Uncontrolled oxygen is often administered to breathless patients regardless of whether hypoxaemia is present. In acute exacerbations of Chronic Obstructive Pulmonary Disease (AECOPD) this may result in carbon dioxide (CO2) retention and worsening respiratory failure in some patients. In AECOPD the main mechanism is the release of hypoxic pulmonary vasoconstriction and an increase in the physiological dead space to tidal volume ratio (VD/VT). Acute asthma and pneumonia have features in common with AECOPD, namely significant ventilation – perfusion mismatch; and there is the potential for CO2 retention to occur if uncontrolled high concentration oxygen is given. There have been no randomised controlled trials of oxygen therapy in pneumonia and only one in asthma. The potential mechanisms of any change in arterial CO2 that may occur with oxygen therapy in respiratory disorders other than COPD remain uncertain.

This thesis presents work from three clinical studies. In two randomised controlled trials, high concentration oxygen was compared to titrated oxygen therapy in patients with either acute severe asthma and suspected community acquired pneumonia. Oxygen was administered for one hour in conjunction with standard medical treatment. Transcutaneous CO2 (PtCO2) was continuously monitored and the number of patients with pre-specified increases in PtCO2 were calculated. The proportion of patients with a rise in PtCO2 4 mmHg was significantly higher in the high concentration oxygen groups of both studies. In the pneumonia study 36/72 (50.0%) vs 11/75 (14.7%) met this endpoint, with a relative risk of 3.4 (95% CI 1.9 to 6.2; P <0.001), and in the asthma study 22/50 (44%) vs 10/53 (18.9%) met this endpoint, with a relative risk of 2.3 (95% CI 1.2 to 4.3; P=0.009). Similarly, a rise in PtCO2 8 mmHg was more common with high concentration oxygen. In the pneumonia study 11/72 (15.3%) vs 2/75 (2.7%) of patients met this endpoint, with a relative risk of 5.7 (95% CI 1.3 to 25.0; P=0.007), and 10/50 (20%) vs 3/53 (5.7%) of asthma patients met this endpoint, with a relative risk of 3.6 (95% CI 1.1 to 12.3; P=0.03). A third study measured the physiological response to 20 minutes of 100% oxygen in chronic severe asthma, with comparison to a group of negative controls (normal subjects) and positive controls (COPD patients). There was a significant rise in PtCO2 of similar magnitude in the asthma and COPD groups compared with the normal controls. The mechanism of the PtCO2 rise was similar in asthma and COPD, with an increase in VD/VT but no change in minute ventilation.

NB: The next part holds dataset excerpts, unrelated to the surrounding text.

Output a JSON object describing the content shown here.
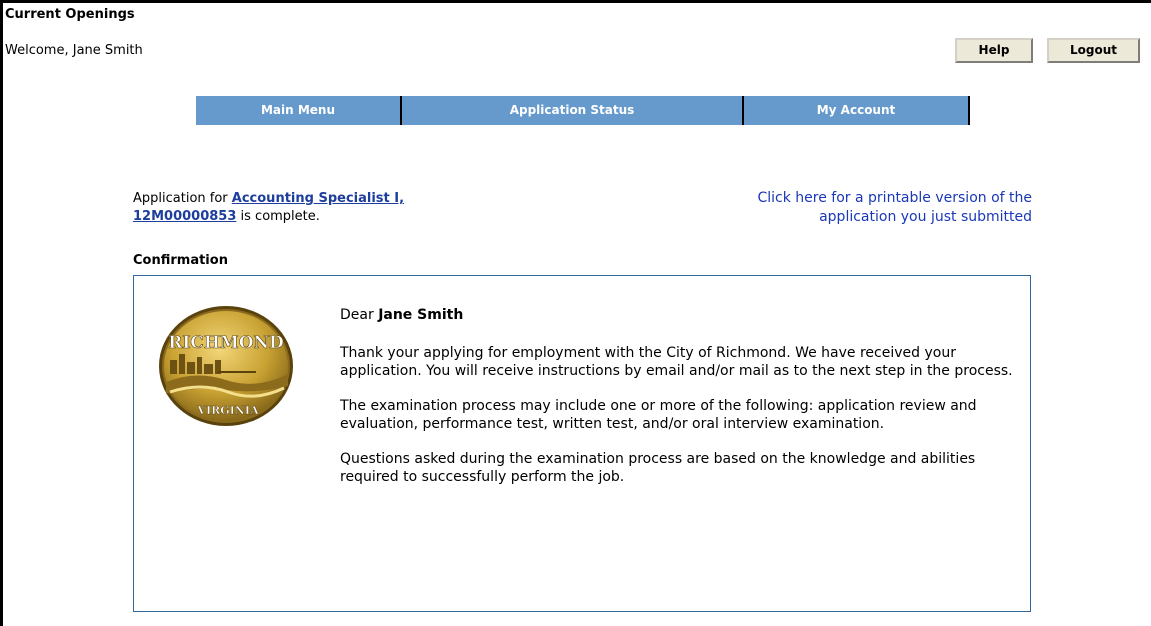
{
  "header": {
    "page_title": "Current Openings",
    "welcome": "Welcome, Jane Smith",
    "help_label": "Help",
    "logout_label": "Logout"
  },
  "nav": {
    "items": [
      {
        "label": "Main Menu"
      },
      {
        "label": "Application Status"
      },
      {
        "label": "My Account"
      }
    ]
  },
  "application": {
    "prefix": "Application for ",
    "job_title": "Accounting Specialist I,",
    "job_number": "12M00000853",
    "suffix": " is complete.",
    "print_link_line1": "Click here for a printable version of the",
    "print_link_line2": "application you just submitted"
  },
  "confirmation": {
    "heading": "Confirmation",
    "seal": {
      "top_text": "RICHMOND",
      "bottom_text": "VIRGINIA"
    },
    "greeting_prefix": "Dear ",
    "recipient": "Jane Smith",
    "paragraph1": "Thank your applying for employment with the City of Richmond. We have received your application. You will receive instructions by email and/or mail as to the next step in the process.",
    "paragraph2": "The examination process may include one or more of the following: application review and evaluation, performance test, written test, and/or oral interview examination.",
    "paragraph3": "Questions asked during the examination process are based on the knowledge and abilities required to successfully perform the job."
  },
  "colors": {
    "nav_bg": "#6699cc",
    "link": "#1e3e9e",
    "box_border": "#33669a",
    "seal_gold": "#c9a233"
  }
}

These studies demonstrate than uncontrolled high concentration oxygen has the potential to cause CO2 retention in respiratory diseases other than COPD, and that in asthma the mechanism of hypercapnia is similar to that in AECOPD. In acute asthma and community-acquired pneumonia oxygen should be administered only to those patients with evidence of arterial hypoxaemia in a dose that relieves hypoxaemia without causing hyperoxia, thereby achieving the benefits of oxygen therapy while reducing the potential for harm.